One of the biggest hurdles facing any investor is staying disciplined in the face of short term rallies or sell-offs. The manic nature of the markets often puts individual investors at a disadvantage because they end up whipsawed by short term moves higher or lower.
This is one reason systematic trading is a core characteristic of those legends interviewed by Jack Schwager in his original Market Wizards book. It's also the driving reason institutional clients subscribe to my firm's research, which uses a systematic approach to rank 1800 stocks every week.
The screens are designed to evaluate the likelihood of stocks outperforming the market.
By combining the key price drivers across both fundamental and technical analysis, investors gain greater clarity and earlier insight. They're also able to stay laser focused on themes by aggregating individual stock scores by sector. The inputs for scores include EPS beats, EPS growth, insider buying, contra short interest, valuation, short and long term momentum and seasonality.

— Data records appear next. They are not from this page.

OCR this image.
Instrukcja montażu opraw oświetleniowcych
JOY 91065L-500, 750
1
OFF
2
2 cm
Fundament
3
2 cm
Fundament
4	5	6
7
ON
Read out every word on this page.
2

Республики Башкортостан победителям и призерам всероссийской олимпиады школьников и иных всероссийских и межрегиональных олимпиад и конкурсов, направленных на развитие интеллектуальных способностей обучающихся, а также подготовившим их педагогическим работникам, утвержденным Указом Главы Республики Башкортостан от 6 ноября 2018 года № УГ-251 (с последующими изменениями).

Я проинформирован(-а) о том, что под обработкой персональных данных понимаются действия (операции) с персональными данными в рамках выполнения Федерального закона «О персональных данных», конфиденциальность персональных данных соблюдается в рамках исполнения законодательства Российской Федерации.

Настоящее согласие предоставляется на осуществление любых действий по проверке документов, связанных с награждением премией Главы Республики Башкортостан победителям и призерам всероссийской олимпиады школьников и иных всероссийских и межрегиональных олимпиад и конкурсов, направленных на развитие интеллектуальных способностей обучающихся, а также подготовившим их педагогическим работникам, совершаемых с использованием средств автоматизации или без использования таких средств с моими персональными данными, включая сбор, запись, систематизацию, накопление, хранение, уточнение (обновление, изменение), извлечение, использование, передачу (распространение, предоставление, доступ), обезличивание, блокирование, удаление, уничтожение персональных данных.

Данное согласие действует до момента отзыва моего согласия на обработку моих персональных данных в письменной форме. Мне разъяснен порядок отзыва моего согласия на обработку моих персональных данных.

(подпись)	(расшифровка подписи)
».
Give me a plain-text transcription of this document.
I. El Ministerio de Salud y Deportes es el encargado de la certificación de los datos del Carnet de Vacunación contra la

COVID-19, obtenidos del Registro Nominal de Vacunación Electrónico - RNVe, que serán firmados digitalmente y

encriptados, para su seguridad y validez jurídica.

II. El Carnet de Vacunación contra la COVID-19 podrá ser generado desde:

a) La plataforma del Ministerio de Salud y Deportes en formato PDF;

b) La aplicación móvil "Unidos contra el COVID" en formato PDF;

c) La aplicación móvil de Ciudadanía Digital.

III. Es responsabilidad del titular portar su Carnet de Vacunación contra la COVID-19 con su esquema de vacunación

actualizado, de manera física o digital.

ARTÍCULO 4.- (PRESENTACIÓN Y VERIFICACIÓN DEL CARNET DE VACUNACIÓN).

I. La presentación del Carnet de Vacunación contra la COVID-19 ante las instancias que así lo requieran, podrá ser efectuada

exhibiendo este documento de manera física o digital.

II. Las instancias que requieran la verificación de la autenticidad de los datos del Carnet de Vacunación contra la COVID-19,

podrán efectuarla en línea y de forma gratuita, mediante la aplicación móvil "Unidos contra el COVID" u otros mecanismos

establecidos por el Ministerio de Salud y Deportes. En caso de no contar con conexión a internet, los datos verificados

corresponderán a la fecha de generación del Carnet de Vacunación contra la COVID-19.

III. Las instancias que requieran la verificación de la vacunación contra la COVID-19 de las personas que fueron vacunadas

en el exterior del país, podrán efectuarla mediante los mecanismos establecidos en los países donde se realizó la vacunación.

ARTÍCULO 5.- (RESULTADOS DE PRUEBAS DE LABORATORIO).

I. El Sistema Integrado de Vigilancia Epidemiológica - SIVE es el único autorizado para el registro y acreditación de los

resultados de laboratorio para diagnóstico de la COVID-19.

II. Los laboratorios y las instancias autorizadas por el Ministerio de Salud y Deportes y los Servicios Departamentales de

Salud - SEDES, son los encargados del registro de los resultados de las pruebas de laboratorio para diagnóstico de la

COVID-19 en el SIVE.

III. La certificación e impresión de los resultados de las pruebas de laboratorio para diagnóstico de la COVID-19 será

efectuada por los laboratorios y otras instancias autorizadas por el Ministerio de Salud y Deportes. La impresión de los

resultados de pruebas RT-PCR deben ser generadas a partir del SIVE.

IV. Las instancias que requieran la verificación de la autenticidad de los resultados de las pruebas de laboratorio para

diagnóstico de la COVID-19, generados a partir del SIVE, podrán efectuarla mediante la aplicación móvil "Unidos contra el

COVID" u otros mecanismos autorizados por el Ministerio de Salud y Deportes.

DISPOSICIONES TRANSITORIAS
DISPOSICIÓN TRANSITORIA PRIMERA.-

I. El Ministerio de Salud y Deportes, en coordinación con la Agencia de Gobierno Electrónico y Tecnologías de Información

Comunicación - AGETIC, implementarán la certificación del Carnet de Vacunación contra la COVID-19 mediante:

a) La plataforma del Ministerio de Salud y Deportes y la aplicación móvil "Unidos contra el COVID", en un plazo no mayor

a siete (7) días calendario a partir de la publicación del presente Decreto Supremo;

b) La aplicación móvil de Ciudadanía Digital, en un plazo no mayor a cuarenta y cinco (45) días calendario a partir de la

In the most recent week, defensive sectors continue to score highest, reflecting typical summer de-risking. The strongest sector is utilities (XLU), which not only offers Treasury beating dividend yields but benefits from higher electricity demand tied to hot summer weather. Among the best scoring large cap utilities are Xcel (XEL), Duke Energy (DUK) and American Electric (AEP).
Monthly, the Association of American Railroads puts out an economist friendly treasure trove of data. In this month's issue, they included the following chart, which shows the percentage jump in cooling degree days in states heavily reliant on coal for electricity production.
click to enlarge
Healthcare (XLV) also remains strong scoring thanks to its historically defensive nature. Biotech was one of the best performing baskets in June and July, with the iShare Biotech ETF (IBB) outpacing the SPY by 3.47%.
This market beating performance is common for the basket, as July is historically its best month for generating excess return. Investors typically shy away from earnings risk during the month, choosing instead to focus on news flow risk. This year was no different, with high profile PDUFA dates for Vivus (VVUS), Amarin (AMRN) and Arena (ARNA) driving interest.
Just as biotech is historically a top performer in July, pharmaceuticals like Pfizer (PFE), Abbott (ABT) and Astrazeneca (AZN), typically produce their biggest run of outperformance in August and September. As biotech hands off healthcare leadership to its bigger, dividend-paying drug cousins, investors are likely to benefit from buying down days in the industry.
Financials also score above average, which may seem odd in the wake of JP Morgan's (JPM) whale and Knight's (KCG) algo implosion. However, keep in mind the sector is broader than simply banks. Most of the groups strength comes from property & casualty insurers like Allstate (ALL) and real estate investment trusts such as Boston Properties (BXP).
The insurance (KIE) sector typically performs well through summer storm season as damage typically results in higher premiums and rising demand for coverage. The ongoing drought and its impact on corn will trigger many farmers to plough fields under. Those under-insured won't fail to make the same mistake next season, even if it means paying higher prices.
As for REITs (RWR) (IYR), much like in utilities investors continue to search for Treasury beating yields. Low financing rates have helped REITs restructure maturities and finance new development and acquisitions. And, as vacancy trends have improved, so have effective rents. All of this is translating into FFO growth.
As for weak sectors, it shouldn't surprise long term investors to see technology among the poorest scoring. The group is notoriously troubled in summer and this year is no exception. But, as I wrote here, there's a silver lining in summer's typical weakness. For those able to patiently accumulate through quarter end, technology stocks - particularly software stocks (IGV) - tend to finish October higher than they start August.
Arming yourself with a systematic approach to measuring markets, sectors and industries may help keep you focused and less likely to chase short term moves. For now, keeping focused on utilities and healthcare, buying insurers and REITs in financials and slowly accumulating technology through quarter end appear to be your best bet for market beating upside.